Few things are more enjoyable than sharing your kayak adventures with a friend.
And that goes double if your friend has four paws! Paddling with your pup adds a whole new dimension to your kayaking adventures, and you can be sure your four-legged pal with probably love it too. Dogs are highly sensory animals, and they usually enjoy new experiences.
Most dogs who try kayaking quickly learn to love it.
But, before you put your furry pal in your kayak, or on your paddleboard for that matter, consider the following information to make sure the entire process goes as smoothly and safely as possible.
Get a PFD for your dog
First and foremost, you MUST equip your hound with a suitable PFD. Most dogs are naturally strong swimmers, but they can still get tired or injured, panic, or lose their bearings and swim off into the distance.
A dog-specific personal floatation device will keep your dog safe and with his or her head above water. Most Dog PFDs also have a handle on the back to make it easier to get your mutt back on board if they should fall or jump into the water.
Get Them Acclimated To Your Kayak
Please don’t assume that your dog will automatically feel comfortable on your boat; they probably won’t.
They’ll want to explore every inch of it, and that could be a problem if you are out on the water.

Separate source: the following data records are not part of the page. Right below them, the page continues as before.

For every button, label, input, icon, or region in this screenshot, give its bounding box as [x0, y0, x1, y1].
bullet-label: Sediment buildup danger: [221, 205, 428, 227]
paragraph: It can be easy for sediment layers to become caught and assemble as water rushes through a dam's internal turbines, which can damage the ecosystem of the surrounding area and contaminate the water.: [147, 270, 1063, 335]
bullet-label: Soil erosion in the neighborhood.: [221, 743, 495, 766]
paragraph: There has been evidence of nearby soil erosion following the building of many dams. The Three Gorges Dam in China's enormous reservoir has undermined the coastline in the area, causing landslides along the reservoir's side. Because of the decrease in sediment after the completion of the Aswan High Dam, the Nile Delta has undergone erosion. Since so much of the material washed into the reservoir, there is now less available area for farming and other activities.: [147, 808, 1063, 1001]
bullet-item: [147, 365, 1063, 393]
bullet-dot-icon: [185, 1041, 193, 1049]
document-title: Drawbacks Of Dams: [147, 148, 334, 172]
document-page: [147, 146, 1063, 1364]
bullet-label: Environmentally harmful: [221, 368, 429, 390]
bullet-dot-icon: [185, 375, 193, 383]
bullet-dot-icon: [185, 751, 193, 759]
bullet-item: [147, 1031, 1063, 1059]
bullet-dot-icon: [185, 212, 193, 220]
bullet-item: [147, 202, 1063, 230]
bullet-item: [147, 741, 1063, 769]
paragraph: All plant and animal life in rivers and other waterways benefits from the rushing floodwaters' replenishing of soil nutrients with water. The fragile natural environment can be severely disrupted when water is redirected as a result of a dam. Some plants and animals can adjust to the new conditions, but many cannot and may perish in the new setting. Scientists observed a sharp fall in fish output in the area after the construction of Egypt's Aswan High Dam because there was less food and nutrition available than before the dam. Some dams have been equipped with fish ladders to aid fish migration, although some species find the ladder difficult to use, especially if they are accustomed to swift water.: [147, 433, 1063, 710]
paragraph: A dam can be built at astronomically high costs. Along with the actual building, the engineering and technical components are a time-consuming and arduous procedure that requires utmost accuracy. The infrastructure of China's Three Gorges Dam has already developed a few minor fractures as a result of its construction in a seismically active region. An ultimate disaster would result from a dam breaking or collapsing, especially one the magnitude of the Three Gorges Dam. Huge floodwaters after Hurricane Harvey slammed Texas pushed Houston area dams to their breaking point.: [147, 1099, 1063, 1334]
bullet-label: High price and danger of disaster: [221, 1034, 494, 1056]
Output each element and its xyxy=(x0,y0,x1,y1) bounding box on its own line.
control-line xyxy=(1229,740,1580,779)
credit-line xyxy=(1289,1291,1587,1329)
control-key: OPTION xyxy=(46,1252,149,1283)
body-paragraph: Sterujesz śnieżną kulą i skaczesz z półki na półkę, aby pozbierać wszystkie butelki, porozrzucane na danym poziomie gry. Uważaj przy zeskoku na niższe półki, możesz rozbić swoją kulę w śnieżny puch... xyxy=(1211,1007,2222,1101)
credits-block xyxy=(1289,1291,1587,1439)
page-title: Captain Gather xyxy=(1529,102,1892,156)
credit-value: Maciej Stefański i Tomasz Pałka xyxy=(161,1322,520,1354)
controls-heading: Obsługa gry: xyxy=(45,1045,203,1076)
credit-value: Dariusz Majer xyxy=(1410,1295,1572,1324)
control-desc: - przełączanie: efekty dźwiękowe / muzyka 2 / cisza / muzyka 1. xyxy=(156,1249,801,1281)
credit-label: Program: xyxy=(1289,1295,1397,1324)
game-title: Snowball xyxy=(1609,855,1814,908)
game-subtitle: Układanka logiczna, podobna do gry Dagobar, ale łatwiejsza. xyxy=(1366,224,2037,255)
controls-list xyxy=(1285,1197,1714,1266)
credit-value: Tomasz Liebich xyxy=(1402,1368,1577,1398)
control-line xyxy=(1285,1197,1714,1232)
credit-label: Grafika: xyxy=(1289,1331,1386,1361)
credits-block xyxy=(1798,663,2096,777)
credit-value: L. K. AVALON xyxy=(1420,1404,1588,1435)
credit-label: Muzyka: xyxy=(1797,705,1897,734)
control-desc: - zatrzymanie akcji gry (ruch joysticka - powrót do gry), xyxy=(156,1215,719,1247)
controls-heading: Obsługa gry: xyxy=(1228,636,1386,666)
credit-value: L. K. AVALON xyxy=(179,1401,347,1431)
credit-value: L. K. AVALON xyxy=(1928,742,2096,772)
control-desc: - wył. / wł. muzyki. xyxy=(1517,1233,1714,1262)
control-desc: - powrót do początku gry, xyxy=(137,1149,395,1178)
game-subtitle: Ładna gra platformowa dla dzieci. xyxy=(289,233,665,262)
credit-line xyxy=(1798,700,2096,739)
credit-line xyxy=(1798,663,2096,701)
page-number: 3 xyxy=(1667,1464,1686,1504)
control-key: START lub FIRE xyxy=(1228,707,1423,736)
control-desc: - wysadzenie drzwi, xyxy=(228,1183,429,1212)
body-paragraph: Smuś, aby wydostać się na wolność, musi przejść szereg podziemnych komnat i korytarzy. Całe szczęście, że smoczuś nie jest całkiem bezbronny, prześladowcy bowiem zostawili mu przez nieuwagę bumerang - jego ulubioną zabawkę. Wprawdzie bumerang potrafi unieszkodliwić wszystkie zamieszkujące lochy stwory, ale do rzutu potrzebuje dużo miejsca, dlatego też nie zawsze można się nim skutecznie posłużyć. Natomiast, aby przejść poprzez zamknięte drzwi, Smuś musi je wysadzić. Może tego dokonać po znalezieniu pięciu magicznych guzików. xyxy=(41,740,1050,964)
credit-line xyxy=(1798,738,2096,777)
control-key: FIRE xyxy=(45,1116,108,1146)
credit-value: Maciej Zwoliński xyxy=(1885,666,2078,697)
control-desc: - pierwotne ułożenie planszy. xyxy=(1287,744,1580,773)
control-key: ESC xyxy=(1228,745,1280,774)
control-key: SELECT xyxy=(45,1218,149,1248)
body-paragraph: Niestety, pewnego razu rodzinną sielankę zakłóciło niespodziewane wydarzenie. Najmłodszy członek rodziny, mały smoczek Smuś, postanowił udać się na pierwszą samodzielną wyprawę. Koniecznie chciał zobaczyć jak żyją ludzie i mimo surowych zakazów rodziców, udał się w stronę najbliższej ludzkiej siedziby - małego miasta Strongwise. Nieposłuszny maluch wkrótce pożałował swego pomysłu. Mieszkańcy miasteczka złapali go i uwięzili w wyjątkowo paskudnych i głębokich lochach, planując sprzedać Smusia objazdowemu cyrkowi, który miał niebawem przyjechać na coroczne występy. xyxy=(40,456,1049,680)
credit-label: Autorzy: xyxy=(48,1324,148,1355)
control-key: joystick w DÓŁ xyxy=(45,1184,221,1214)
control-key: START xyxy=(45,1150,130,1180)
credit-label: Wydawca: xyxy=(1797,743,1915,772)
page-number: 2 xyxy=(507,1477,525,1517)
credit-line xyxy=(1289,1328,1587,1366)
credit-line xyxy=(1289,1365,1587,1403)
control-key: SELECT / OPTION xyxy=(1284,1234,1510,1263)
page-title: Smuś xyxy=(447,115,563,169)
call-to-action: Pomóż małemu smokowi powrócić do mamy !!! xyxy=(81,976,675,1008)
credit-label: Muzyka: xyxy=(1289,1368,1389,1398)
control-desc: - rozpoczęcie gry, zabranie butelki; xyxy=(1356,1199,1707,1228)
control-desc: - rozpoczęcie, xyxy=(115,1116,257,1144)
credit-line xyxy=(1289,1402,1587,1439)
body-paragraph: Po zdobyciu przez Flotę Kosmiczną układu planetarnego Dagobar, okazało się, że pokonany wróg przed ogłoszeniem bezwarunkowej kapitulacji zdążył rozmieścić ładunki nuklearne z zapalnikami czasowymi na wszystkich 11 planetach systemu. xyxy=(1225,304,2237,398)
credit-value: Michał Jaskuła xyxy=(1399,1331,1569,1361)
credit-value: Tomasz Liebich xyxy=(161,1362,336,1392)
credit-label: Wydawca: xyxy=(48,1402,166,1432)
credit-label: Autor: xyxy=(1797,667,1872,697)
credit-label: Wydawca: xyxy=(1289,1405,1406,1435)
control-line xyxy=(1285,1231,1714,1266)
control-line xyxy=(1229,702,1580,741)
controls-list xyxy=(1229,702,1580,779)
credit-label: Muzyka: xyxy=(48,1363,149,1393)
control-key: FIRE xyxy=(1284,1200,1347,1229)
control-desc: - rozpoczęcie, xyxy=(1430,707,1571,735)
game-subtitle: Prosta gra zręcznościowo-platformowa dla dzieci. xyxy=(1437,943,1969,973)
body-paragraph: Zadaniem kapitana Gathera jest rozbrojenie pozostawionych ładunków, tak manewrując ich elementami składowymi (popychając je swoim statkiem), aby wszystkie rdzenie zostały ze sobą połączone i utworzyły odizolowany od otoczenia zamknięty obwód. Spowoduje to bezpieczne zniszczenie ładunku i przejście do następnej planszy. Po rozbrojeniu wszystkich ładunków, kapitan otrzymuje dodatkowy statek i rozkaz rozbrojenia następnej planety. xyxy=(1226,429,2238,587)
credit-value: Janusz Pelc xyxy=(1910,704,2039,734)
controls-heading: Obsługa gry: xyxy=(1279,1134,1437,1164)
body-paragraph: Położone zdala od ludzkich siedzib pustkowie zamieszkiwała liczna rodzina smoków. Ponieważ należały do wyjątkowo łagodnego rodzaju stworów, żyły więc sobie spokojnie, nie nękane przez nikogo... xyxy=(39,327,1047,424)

Give them the chance to examine and get acclimated to your kayak on dry land. This may need several attempts. Show them where they need to sit and lie and even put a waterproof dog bed in your kayak so they can learn which is their spot. Place a favorite toy or two in your canoe so that they have something familiar nearby.
Once they seem comfortable with your kayak, repeat the entire process with you sat in your normal position.
Your being in such close proximity could be a distraction that they need to learn to ignore.
Initially, your dog will probably be very excitable, but with gentle repetition, they should calm down and start to feel more relaxed and comfortable on and around your kayak. Once Fido is suitably familiar with your kayak on dry land, you can start introducing them to the water.
Work on your commands
With such limited space in a kayak, your dog must behave themselves out on the water. Many kayaks and paddleboards are capsized by over-energetic dogs!
Make sure your dog can follow your commands and will sit, lie down, and stay when told.
Because most dogs will also want to jump off the kayak and swim, you also need to make sure they have good recall. It’s no fun trying to paddle and retrieve a dog that really doesn’t want to get back on board!
Start off in shallow water
Now your dog is familiar with your kayak, you may be tempted to pack up and head out on a long trip. While your enthusiasm is to be applauded, it’s a bit too soon to take your dog on their first kayak expedition.
Instead, with your new paddling buddy safely on board, start off on some very short excursions in shallow water. This will be much less intimidating for your dog and will make things easier for you if things start to go wrong. Staying close to the shore will give your dog a reassuring point of reference that will help increase their confidence.
Keep your first few outings pretty short – say 15-30 minutes.
You can stop, rest on dry land, and repeat several times, but it’s important to build up their tolerance gradually. Let them play in the water too. After all, you don’t want them to be scared of the water when they are out on your kayak.
Remember, kayaking is not just new for your dog; it’s entirely unnatural.
Short exposures to this new experience will be less overwhelming than trying to do too much too soon. If they start to feel nervous, they may become resistant to going out on your kayak, and you’ll have to win their confidence all over again.
Fit your kayak to your dog
Make sure you have enough space for both you and your dog on your kayak.
A super-sleek one-man kayak is not really suitable for canine kayaking. Tandem kayaks, sit-on kayaks, and kayaks with large, open cockpits are ideal, and a Canadian-style canoe maybe even better. If you don’t yet have a kayak, and want one that can accommodate your dog, make sure you shop around and buy one big enough for the both of you.
Rigid boats are also generally better than inflatables. Your dog’s claws won’t puncture a rigid hull. The same may not be true for an inflatable.
Look after your dog
Your dog’s needs on your kayak are the same as they are on land.
They need to drink, eat, pee, and poop. Make sure you have ways to accommodate these needs. Carry dog food in a waterproof canister, and also make sure you have their water bowl and plenty of fresh water.
Make regular stops on dry land to give them a chance to pee and poo. You’ll also need a shovel to bury their waste or bags to collect it up and take it away with you.
Another consideration you need to make is temperature.
Humans can control their temperature simply by adding or removing clothing, but dogs are not so lucky. Hot sunshine without shade can leave your dog dangerously overheated, while cold water and winds can leave them shivering.
Make sure you consider the air and water temperature so that you can keep your dog comfortable and safe.
Kayaking With Your Dog Is FUN 🙂
Kayaking is such an enjoyable activity that it makes perfect sense to want to share it with your dog. However, you can’t just plonk your dog on your kayak and assume they’ll be ok.
While some may take to kayaking quickly and easily, others may be more nervous, and some may never feel happy about having water beneath their paws. Use the information in this article to make sure your dog learns to love kayaking just as much as you do.